Nella decorazione sargonide si rinunciò al soggetto mitico-simbolico. Le figure dei dignitari e tributari sono ad altezza piena, mentre l'uso della bipartizione fu lasciato ai soggetti epico-narrativi. Tributi e prigionieri condotti o supplicanti furono presenti in alcune sale del corpo aggettante. Nelle lastre bipartite, nella zona centrale, erano riportati i Fasti. Nel corridoio 10 comparivano sui due lati i cortei di ufficiali assiri e tributari (pag. 20).

Con Sargon II si celebrò la guerra come strumento di unificazione, in quanto condotta saggiamente e grazie al contributo dei soldati ma anche dei dignitari e dell'intero apparato amministrativo (ciò è visibile nelle dimensioni maggiori dei rilievi del corridoio 10, ambiente di notevole importanza).

Con la morte in guerra di Sargon II (secondo la concezione mesopotamica un gravissimo segno di sventura), suo figlio Sennacherib (704-681 a.C.) spostò la capitale a Ninive, trattandola però come se fosse una nuova fondazione. Apparve quindi come un dominatore e un rinnovatore; della sua nuova reggia, il Palazzo Sud-Ovest, si conosce solo il settore centrale e posteriore, in cui si assiste alla monumentalizzazione degli spazi. Le principali innovazioni ninivite riguardano la soppressione di soggetti quali tributi, cacce e simposi e massimo sviluppo alla narrazione figurativa delle imprese belliche e di edificazione. Le decorazioni, inoltre, presentano un alto impiego delle lastre e la soppressione delle iscrizioni. Per ogni stanza è rappresentato un episodio bellico diverso. Sennacherib si presentò quindi non più come eroe sacrale o principe del buon governo, bensì come signore del mondo cosmico (pag. 21).

 

Infine, ad Assurbanipal (668-631 a.C.), ultimo grande sovrano neo-assiro, si deve la costruzione del suo Palazzo Nord ninivita (pag. 22), dove si sperimentò una fusione delle tematiche tradizionali. Per quanto riguarda la decorazione, limitò i soggetti principali a scene belliche e venatorie. Introdusse poi scene di vita di corte, come il banchetto con la sua sposa e i servitori presenti. I due registri sono separati da un listello liscio e a loro volta suddivisi tra fasce sovrapposte di figure, che si interrompono nel caso in cui la scena dispieghi maggior spazio.

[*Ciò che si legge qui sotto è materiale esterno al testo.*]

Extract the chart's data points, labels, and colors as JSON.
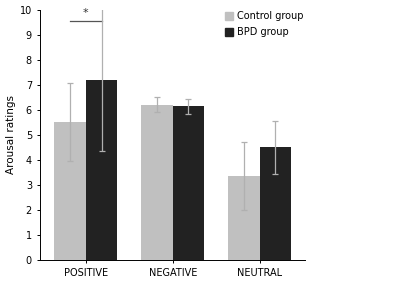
{
  "categories": [
    "POSITIVE",
    "NEGATIVE",
    "NEUTRAL"
  ],
  "control_values": [
    5.5,
    6.2,
    3.35
  ],
  "bpd_values": [
    7.2,
    6.15,
    4.5
  ],
  "control_errors": [
    1.55,
    0.3,
    1.35
  ],
  "bpd_errors": [
    2.85,
    0.3,
    1.05
  ],
  "control_color": "#c0c0c0",
  "bpd_color": "#222222",
  "error_color": "#b0b0b0",
  "ylabel": "Arousal ratings",
  "ylim": [
    0,
    10
  ],
  "yticks": [
    0,
    1,
    2,
    3,
    4,
    5,
    6,
    7,
    8,
    9,
    10
  ],
  "bar_width": 0.38,
  "legend_labels": [
    "Control group",
    "BPD group"
  ],
  "sig_label": "*",
  "background_color": "#ffffff",
  "label_fontsize": 7.5,
  "tick_fontsize": 7,
  "legend_fontsize": 7
}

La celebrazione di un evento principale è sul registro superiore, mentre scene secondarie ma connesse all'evento sono nel registro sottostante.

Il tema della caccia è rappresentato sin dalla preparazione fino al rientro con le prede. Quello che colpisce delle rappresentazioni venatorie è il crudo realismo con cui venne rappresentata l'uccisione dei leoni. Ogni scena è immersa in uno spazio vuoto e in gruppetti di personaggi.

 In conclusione, l'immagine del sovrano neo-assiro cambiò durante gli anni: con Assurnasirpal II abbiamo un re “vicario” del dio Assur, titolare di una regalità sacra; Sargon II si presenta invece come signore di un impero potente e con strutture ben consolidate, mentre Sennacherib e Assurbanipal si palesano signori del mondo cosmico che distrugge e annienta il nemico ribelle e domina la natura.